Even more explicit in Texas law is the prohibition of the use of corporate money for political fundraising. TRMPAC paid John Colyandro, a former associate of George W. Bush political advisor Karl Rove, a year's salary with corporate funds, said a campaign finance lawyer close to the case. Also, the Texas Observer reported that the Texas PAC spent $130,000 on fundraising.
"Ronnie has a very, very strong case," said the campaign finance lawyer. The case seems to get stronger by the week, as reporters following civil suits filed by a former state representative defeated by TRMPAC turn up documents that suggest what the grand jury must be reviewing in its criminal inquiry.
On Sept. 10, 2002, TRMPAC donated $190,000 in corporate money, which could not be legally used in Texas elections, to the Republican National Committee. On Oct. 4, the RNC sent $190,000 that could legally be used in Texas to TRMPAC's Jim Ellis, with instructions to distribute the money to seven candidates in Texas. If the case ever gets to court, jurors will be told that the check was left blank for Ellis to fill in, which doesn't look good. Prosecutors will allege a classic soft-money-in/hard-money-out deal, though TRMPAC attorneys contend that the $190,000 up and $190,000 back was a coincidence.
In addition, documentation of 14 TRMPAC checks totaling $152,000 that Craddick personally distributed to 14 Republican candidates has surfaced in the civil case. An e-mail from Colyandro directed TRMPAC's accountant to send the checks to Craddick. Craddick insists that the 14 candidates were already supporting him, so he was not cultivating their favor and therefore not violating the speaker's statute. (He has retained an Austin attorney who specializes in defending elected officials facing public corruption charges.)
On March 3, Laylan Copelin, an Austin American-Statesman reporter, found another discrepancy certain to catch the attention of the district attorney: "The Republican Majority committee has said it didn't report the $600,000 to state election authorities because it was spent on the committee's administrative expenses ... Yet the committee's 2002 tax return lists $1.6 million -- instead of the $900,000 -- as 'activities related to support for state Legislature and statewide offices in the state of Texas.'" The numbers don't add up and lawyers and accountants for DeLay's Texas PAC are going to have a hard time coming up with proof they had enough legal (hard dollars raised from individuals) money to cover all they spent on the 2002 Texas election.

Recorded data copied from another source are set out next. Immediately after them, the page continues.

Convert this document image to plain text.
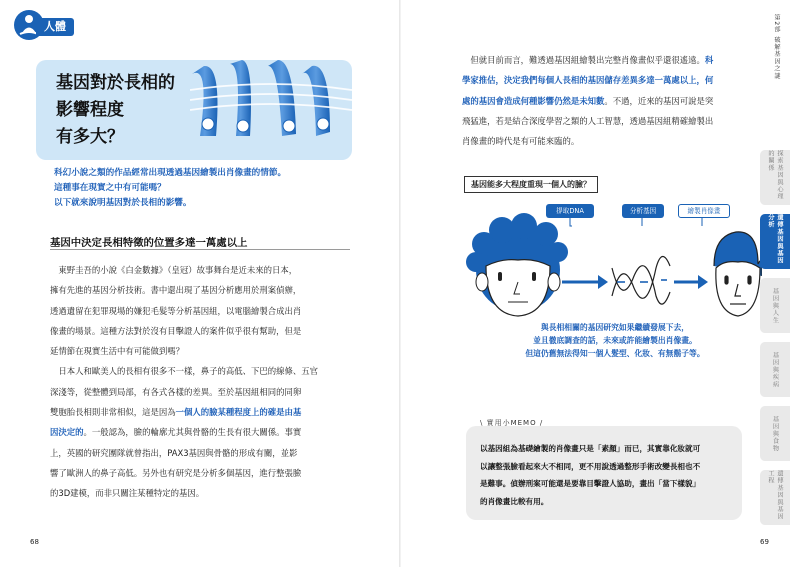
人體
基因對於長相的
影響程度
有多大？
科幻小說之類的作品經常出現透過基因繪製出肖像畫的情節。
這種事在現實之中有可能嗎？
以下就來說明基因對於長相的影響。
基因中決定長相特徵的位置多達一萬處以上
東野圭吾的小說《白金數據》（皇冠）故事舞台是近未來的日本，
擁有先進的基因分析技術。書中還出現了基因分析應用於刑案偵辦，
透過遺留在犯罪現場的嫌犯毛髮等分析基因組，以電腦繪製合成出肖
像畫的場景。這種方法對於沒有目擊證人的案件似乎很有幫助，但是
延情節在現實生活中有可能做到嗎？
日本人和歐美人的長相有很多不一樣，鼻子的高低、下巴的線條、五官
深淺等，從整體到局部，有各式各樣的差異。至於基因組相同的同卵
雙胞胎長相則非常相似，這是因為一個人的臉某種程度上的確是由基
因決定的。一般認為，臉的輪廓尤其與骨骼的生長有很大關係。事實
上，英國的研究團隊就曾指出，PAX3基因與骨骼的形成有關，並影
響了歐洲人的鼻子高低。另外也有研究是分析多個基因，進行整張臉
的3D建模，而非只關注某種特定的基因。
68
但就目前而言，難透過基因組繪製出完整肖像畫似乎還很遙遠。科
學家推估，決定我們每個人長相的基因儲存差異多達一萬處以上，何
處的基因會造成何種影響仍然是未知數。不過，近來的基因可說是突
飛猛進，若是結合深度學習之類的人工智慧，透過基因組精確繪製出
肖像畫的時代是有可能來臨的。
基因能多大程度重現一個人的臉？
提取DNA	分析基因	繪製肖像畫
與長相相關的基因研究如果繼續發展下去，
並且徹底調查的話，未來或許能繪製出肖像畫。
但這仍舊無法得知一個人髮型、化妝、有無鬍子等。
\ 實用小MEMO /
以基因組為基礎繪製的肖像畫只是「素顏」而已，其實靠化妝就可
以讓整張臉看起來大不相同，更不用說透過整形手術改變長相也不
是難事。偵辦刑案可能還是要靠目擊證人協助，畫出「當下樣貌」
的肖像畫比較有用。
第2部 破解基因之謎
探索基因與心理的關係
遺傳基因與基因分析
基因與人生
基因與疾病
基因與食物
遺傳基因與基因工程
69
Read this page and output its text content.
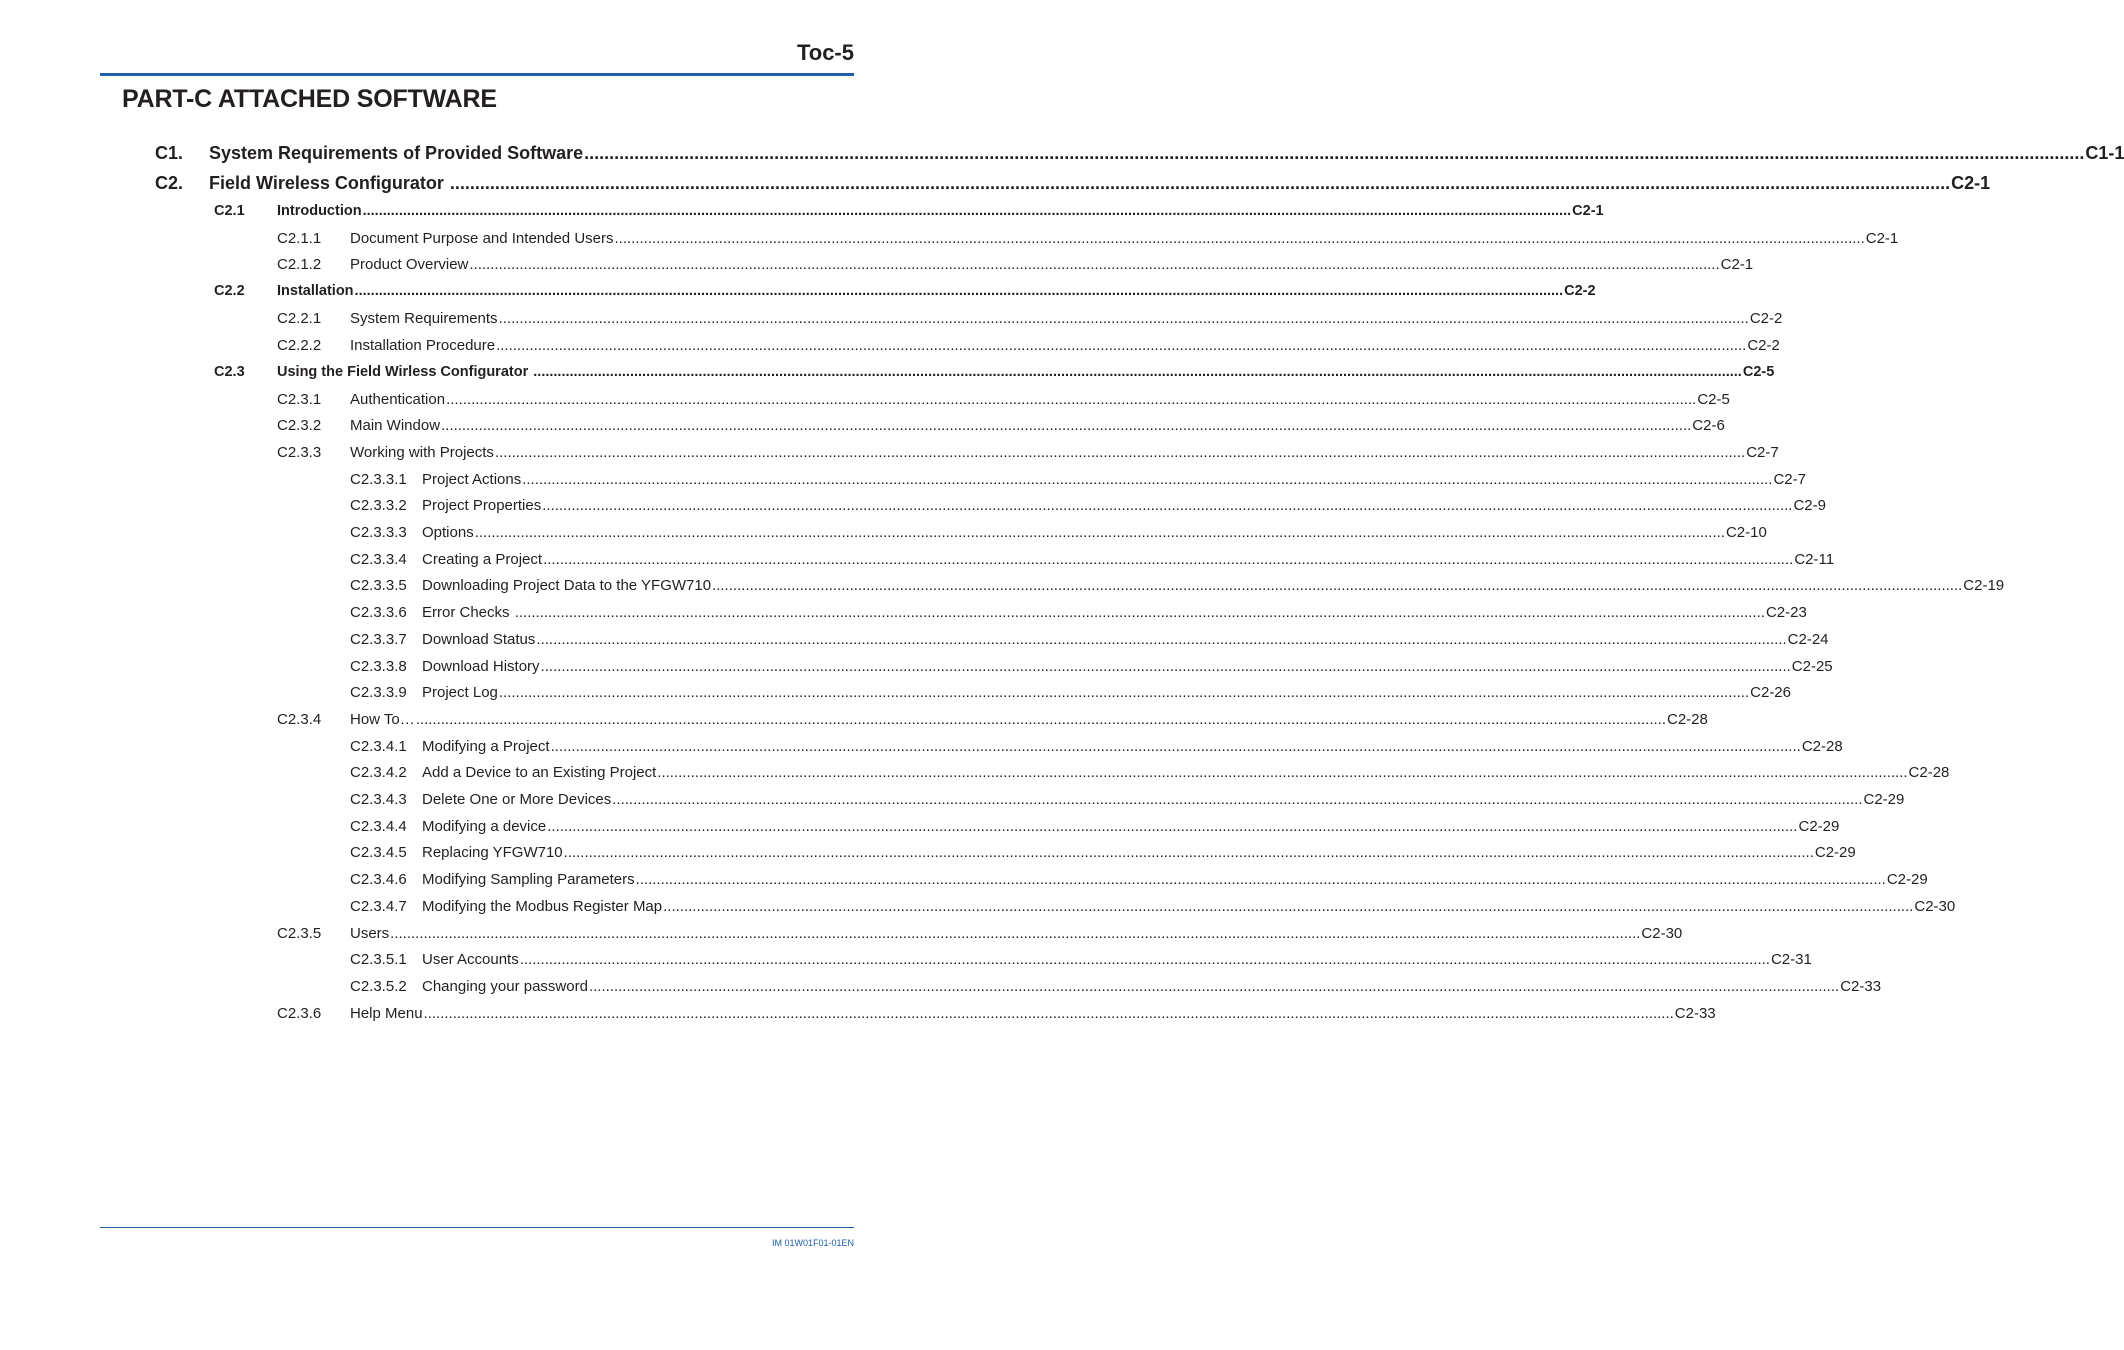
Toc-5
PART-C ATTACHED SOFTWARE
C1. System Requirements of Provided Software .....	C1-1
C2. Field Wireless Configurator .....	C2-1
C2.1 Introduction .....	C2-1
C2.1.1 Document Purpose and Intended Users .....	C2-1
C2.1.2 Product Overview .....	C2-1
C2.2 Installation .....	C2-2
C2.2.1 System Requirements .....	C2-2
C2.2.2 Installation Procedure .....	C2-2
C2.3 Using the Field Wirless Configurator .....	C2-5
C2.3.1 Authentication .....	C2-5
C2.3.2 Main Window .....	C2-6
C2.3.3 Working with Projects .....	C2-7
C2.3.3.1 Project Actions .....	C2-7
C2.3.3.2 Project Properties .....	C2-9
C2.3.3.3 Options .....	C2-10
C2.3.3.4 Creating a Project .....	C2-11
C2.3.3.5 Downloading Project Data to the YFGW710 .....	C2-19
C2.3.3.6 Error Checks .....	C2-23
C2.3.3.7 Download Status .....	C2-24
C2.3.3.8 Download History .....	C2-25
C2.3.3.9 Project Log .....	C2-26
C2.3.4 How To… .....	C2-28
C2.3.4.1 Modifying a Project .....	C2-28
C2.3.4.2 Add a Device to an Existing Project .....	C2-28
C2.3.4.3 Delete One or More Devices .....	C2-29
C2.3.4.4 Modifying a device .....	C2-29
C2.3.4.5 Replacing YFGW710 .....	C2-29
C2.3.4.6 Modifying Sampling Parameters .....	C2-29
C2.3.4.7 Modifying the Modbus Register Map .....	C2-30
C2.3.5 Users .....	C2-30
C2.3.5.1 User Accounts .....	C2-31
C2.3.5.2 Changing your password .....	C2-33
C2.3.6 Help Menu .....	C2-33
IM 01W01F01-01EN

All of this makes the notorious Sharpstown scandal look like a parochial pissing match in the political backwater Texas of 30 years ago. Tom DeLay is the majority leader of the U.S. House. He achieved that position by using his federal PAC to elect Republican representatives indebted to him because he provided the money that put them in office. He is grooming himself to replace Speaker of the House Denny Hastert. And the House is likely to remain in Republican (read: Tom DeLay's) control for years.